Ideas of March
Funny that this Ideas of March thing should happen today, or rather, that yesterday I posted the exact thing I'd have wanted to say today if I'd known we were going to spend today talking about why blogging matters.
But, to expand on some of what I already said:
Information, I feel, has a real and scary capacity for eating away at one's sense of self. Caterina Fake wrote a post exactly one year ago today about how FOMO is fueled by social media — the more we know about what our friends are doing via things like Facebook, the more we compare what we're doing to that and fear we're not doing enough with our lives. Our friends aren't assholes for sharing their Saturday nights, and it's really our choice whether to go our or stay in with a book or a month's worth of unwatched episodes of Fringe. And yet: knowing our friends are out there without us is painful. The fear that we chose poorly, and are stuck playing out a bad choice, is painful.

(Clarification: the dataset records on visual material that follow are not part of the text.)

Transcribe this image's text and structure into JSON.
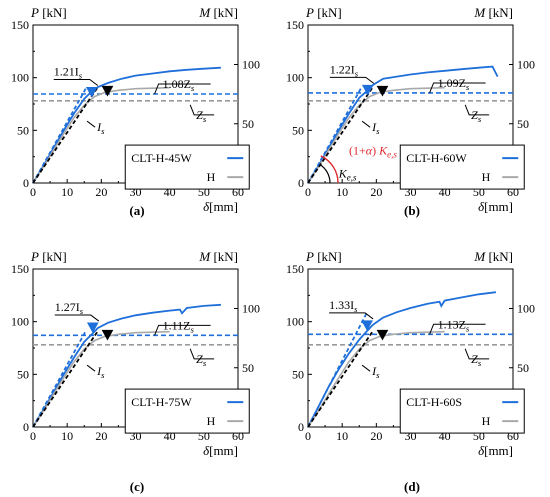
{
  "colors": {
    "blue": "#1f6fdb",
    "gray": "#a9a9a9",
    "black": "#000000",
    "red": "#e0262b",
    "dash_blue": "#1f6fdb",
    "dash_gray": "#9a9a9a"
  },
  "chart_data": [
    {
      "type": "line",
      "panel_label": "(a)",
      "left_axis_label": "P [kN]",
      "right_axis_label": "M [kN]",
      "xlabel": "δ[mm]",
      "xlim": [
        0,
        60
      ],
      "ylim": [
        0,
        150
      ],
      "x_ticks": [
        0,
        10,
        20,
        30,
        40,
        50,
        60
      ],
      "y_ticks": [
        0,
        50,
        100,
        150
      ],
      "right_ticks": [
        50,
        100
      ],
      "series": [
        {
          "name": "CLT-H-45W",
          "color": "#1f6fdb",
          "x": [
            0,
            3,
            6,
            9,
            12,
            15,
            17.2,
            19,
            22,
            26,
            30,
            35,
            40,
            45,
            50,
            55
          ],
          "y": [
            0,
            16,
            33,
            50,
            66,
            80,
            87,
            91,
            95,
            99,
            102,
            104,
            106,
            107.5,
            108.5,
            109.5
          ]
        },
        {
          "name": "H",
          "color": "#a9a9a9",
          "x": [
            0,
            3,
            6,
            9,
            12,
            15,
            18,
            21,
            25,
            30,
            35,
            40
          ],
          "y": [
            0,
            15,
            31,
            47,
            62,
            74,
            82,
            86,
            88,
            89.5,
            90,
            90.5
          ]
        }
      ],
      "stiffness_lines": [
        {
          "label": "1.21",
          "sub": "s",
          "slope": 5.8,
          "to_y": 90,
          "color": "#1f6fdb"
        },
        {
          "label": "I",
          "sub": "s",
          "slope": 4.8,
          "to_y": 90,
          "color": "#000000"
        }
      ],
      "hlines": [
        {
          "label": "1.08Z",
          "sub": "s",
          "y": 84.5,
          "color": "#1f6fdb"
        },
        {
          "label": "Z",
          "sub": "s",
          "y": 78,
          "color": "#9a9a9a"
        }
      ],
      "markers": [
        {
          "x": 17.2,
          "y": 85,
          "color": "#1f6fdb"
        },
        {
          "x": 21.8,
          "y": 86,
          "color": "#000000"
        }
      ],
      "annotations": {
        "top_label": "1.21I",
        "top_sub": "s",
        "right_label": "1.08Z",
        "right_sub": "s",
        "zs_label": "Z",
        "zs_sub": "s",
        "is_label": "I",
        "is_sub": "s"
      }
    },
    {
      "type": "line",
      "panel_label": "(b)",
      "left_axis_label": "P [kN]",
      "right_axis_label": "M [kN]",
      "xlabel": "δ[mm]",
      "xlim": [
        0,
        60
      ],
      "ylim": [
        0,
        150
      ],
      "x_ticks": [
        0,
        10,
        20,
        30,
        40,
        50,
        60
      ],
      "y_ticks": [
        0,
        50,
        100,
        150
      ],
      "right_ticks": [
        50,
        100
      ],
      "series": [
        {
          "name": "CLT-H-60W",
          "color": "#1f6fdb",
          "x": [
            0,
            3,
            6,
            9,
            12,
            15,
            17.5,
            19,
            22,
            26,
            30,
            35,
            40,
            45,
            50,
            54,
            55.5
          ],
          "y": [
            0,
            16,
            33,
            50,
            66,
            81,
            88,
            93,
            99,
            101,
            103,
            105,
            106.5,
            108,
            109.5,
            110.5,
            101
          ]
        },
        {
          "name": "H",
          "color": "#a9a9a9",
          "x": [
            0,
            3,
            6,
            9,
            12,
            15,
            18,
            21,
            25,
            30,
            35,
            40
          ],
          "y": [
            0,
            15,
            31,
            47,
            62,
            74,
            82,
            86,
            88,
            89.5,
            90,
            90.5
          ]
        }
      ],
      "stiffness_lines": [
        {
          "label": "1.22",
          "sub": "s",
          "slope": 5.8,
          "to_y": 90,
          "color": "#1f6fdb"
        },
        {
          "label": "I",
          "sub": "s",
          "slope": 4.8,
          "to_y": 90,
          "color": "#000000"
        }
      ],
      "hlines": [
        {
          "label": "1.09Z",
          "sub": "s",
          "y": 85.5,
          "color": "#1f6fdb"
        },
        {
          "label": "Z",
          "sub": "s",
          "y": 78,
          "color": "#9a9a9a"
        }
      ],
      "markers": [
        {
          "x": 17.5,
          "y": 87,
          "color": "#1f6fdb"
        },
        {
          "x": 21.8,
          "y": 86,
          "color": "#000000"
        }
      ],
      "annotations": {
        "top_label": "1.22I",
        "top_sub": "s",
        "right_label": "1.09Z",
        "right_sub": "s",
        "zs_label": "Z",
        "zs_sub": "s",
        "is_label": "I",
        "is_sub": "s",
        "red_label": "(1+α) K",
        "red_sub": "e,s",
        "ke_label": "K",
        "ke_sub": "e,s"
      }
    },
    {
      "type": "line",
      "panel_label": "(c)",
      "left_axis_label": "P [kN]",
      "right_axis_label": "M [kN]",
      "xlabel": "δ[mm]",
      "xlim": [
        0,
        60
      ],
      "ylim": [
        0,
        150
      ],
      "x_ticks": [
        0,
        10,
        20,
        30,
        40,
        50,
        60
      ],
      "y_ticks": [
        0,
        50,
        100,
        150
      ],
      "right_ticks": [
        50,
        100
      ],
      "series": [
        {
          "name": "CLT-H-75W",
          "color": "#1f6fdb",
          "x": [
            0,
            3,
            6,
            9,
            12,
            15,
            17.5,
            19,
            22,
            26,
            30,
            35,
            40,
            43,
            43.6,
            45,
            50,
            55
          ],
          "y": [
            0,
            16,
            33,
            50,
            66,
            81,
            89,
            94,
            99,
            103,
            106,
            108.5,
            110.5,
            111.5,
            108,
            113,
            115,
            116
          ]
        },
        {
          "name": "H",
          "color": "#a9a9a9",
          "x": [
            0,
            3,
            6,
            9,
            12,
            15,
            18,
            21,
            25,
            30,
            35,
            40
          ],
          "y": [
            0,
            15,
            31,
            47,
            62,
            74,
            82,
            86,
            88,
            89.5,
            90,
            90.5
          ]
        }
      ],
      "stiffness_lines": [
        {
          "label": "1.27",
          "sub": "s",
          "slope": 5.9,
          "to_y": 90,
          "color": "#1f6fdb"
        },
        {
          "label": "I",
          "sub": "s",
          "slope": 4.8,
          "to_y": 90,
          "color": "#000000"
        }
      ],
      "hlines": [
        {
          "label": "1.11Z",
          "sub": "s",
          "y": 87,
          "color": "#1f6fdb"
        },
        {
          "label": "Z",
          "sub": "s",
          "y": 78,
          "color": "#9a9a9a"
        }
      ],
      "markers": [
        {
          "x": 17.5,
          "y": 93,
          "color": "#1f6fdb"
        },
        {
          "x": 21.8,
          "y": 86,
          "color": "#000000"
        }
      ],
      "annotations": {
        "top_label": "1.27I",
        "top_sub": "s",
        "right_label": "1.11Z",
        "right_sub": "s",
        "zs_label": "Z",
        "zs_sub": "s",
        "is_label": "I",
        "is_sub": "s"
      }
    },
    {
      "type": "line",
      "panel_label": "(d)",
      "left_axis_label": "P [kN]",
      "right_axis_label": "M [kN]",
      "xlabel": "δ[mm]",
      "xlim": [
        0,
        60
      ],
      "ylim": [
        0,
        150
      ],
      "x_ticks": [
        0,
        10,
        20,
        30,
        40,
        50,
        60
      ],
      "y_ticks": [
        0,
        50,
        100,
        150
      ],
      "right_ticks": [
        50,
        100
      ],
      "series": [
        {
          "name": "CLT-H-60S",
          "color": "#1f6fdb",
          "x": [
            0,
            3,
            6,
            9,
            12,
            15,
            17.5,
            19,
            22,
            26,
            30,
            35,
            38.5,
            39,
            40,
            45,
            50,
            55
          ],
          "y": [
            0,
            19,
            38,
            55,
            70,
            83,
            92,
            97,
            104,
            109,
            113,
            117,
            119,
            115,
            120,
            123,
            126,
            128
          ]
        },
        {
          "name": "H",
          "color": "#a9a9a9",
          "x": [
            0,
            3,
            6,
            9,
            12,
            15,
            18,
            21,
            25,
            30,
            35,
            40
          ],
          "y": [
            0,
            15,
            31,
            47,
            62,
            74,
            82,
            86,
            88,
            89.5,
            90,
            90.5
          ]
        }
      ],
      "stiffness_lines": [
        {
          "label": "1.33",
          "sub": "s",
          "slope": 6.3,
          "to_y": 108,
          "color": "#1f6fdb"
        },
        {
          "label": "I",
          "sub": "s",
          "slope": 4.8,
          "to_y": 90,
          "color": "#000000"
        }
      ],
      "hlines": [
        {
          "label": "1.13Z",
          "sub": "s",
          "y": 88,
          "color": "#1f6fdb"
        },
        {
          "label": "Z",
          "sub": "s",
          "y": 78,
          "color": "#9a9a9a"
        }
      ],
      "markers": [
        {
          "x": 17.3,
          "y": 95,
          "color": "#1f6fdb"
        },
        {
          "x": 21.8,
          "y": 86,
          "color": "#000000"
        }
      ],
      "annotations": {
        "top_label": "1.33I",
        "top_sub": "s",
        "right_label": "1.13Z",
        "right_sub": "s",
        "zs_label": "Z",
        "zs_sub": "s",
        "is_label": "I",
        "is_sub": "s"
      }
    }
  ]
}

The connection with blogging is that, at least for me, it's hard to write a blog in a world where John Gruber — or Jason Kottke, or whoever — exist. It's not exactly as if blogging isn't worth doing unless you can get famous doing it. But it's strange, and a little uncomfortable, knowing that someone out there has become famous for doing the exact same fucking thing I'm doing right now, and I haven't. I've never been in a band, but I feel like many people who have can understand this sense of not knowing why [name of similar, famous band] is famous and they're not.
In either words, the more you know about what other people are doing makes whatever you're doing seem smaller and less important. And, consequently, this makes me gun-shy about expressing an opinion knowing it'll be just one voice in a sea of other, sometimes much louder voices.
But that's bullshit. Blogging matters because it's an opportunity for people with something to say to say it. A blogger being more famous or linked-to than me has nothing to do with whether or not my opinion about something is valid or not, or how well it's received by people on the internets, unless I'm so worried about being wrong (or facile, or lame) on my blog that I don't actually manage to say anything there.
That's not to say I should just spout off on my blog without regard to how it'll be received. Ultimately, blogging is writing something for someone to read — it's up to me (or you, or anyone) to figure out who that is, understand what my relationship to them is or ought to be, and keep it healthy.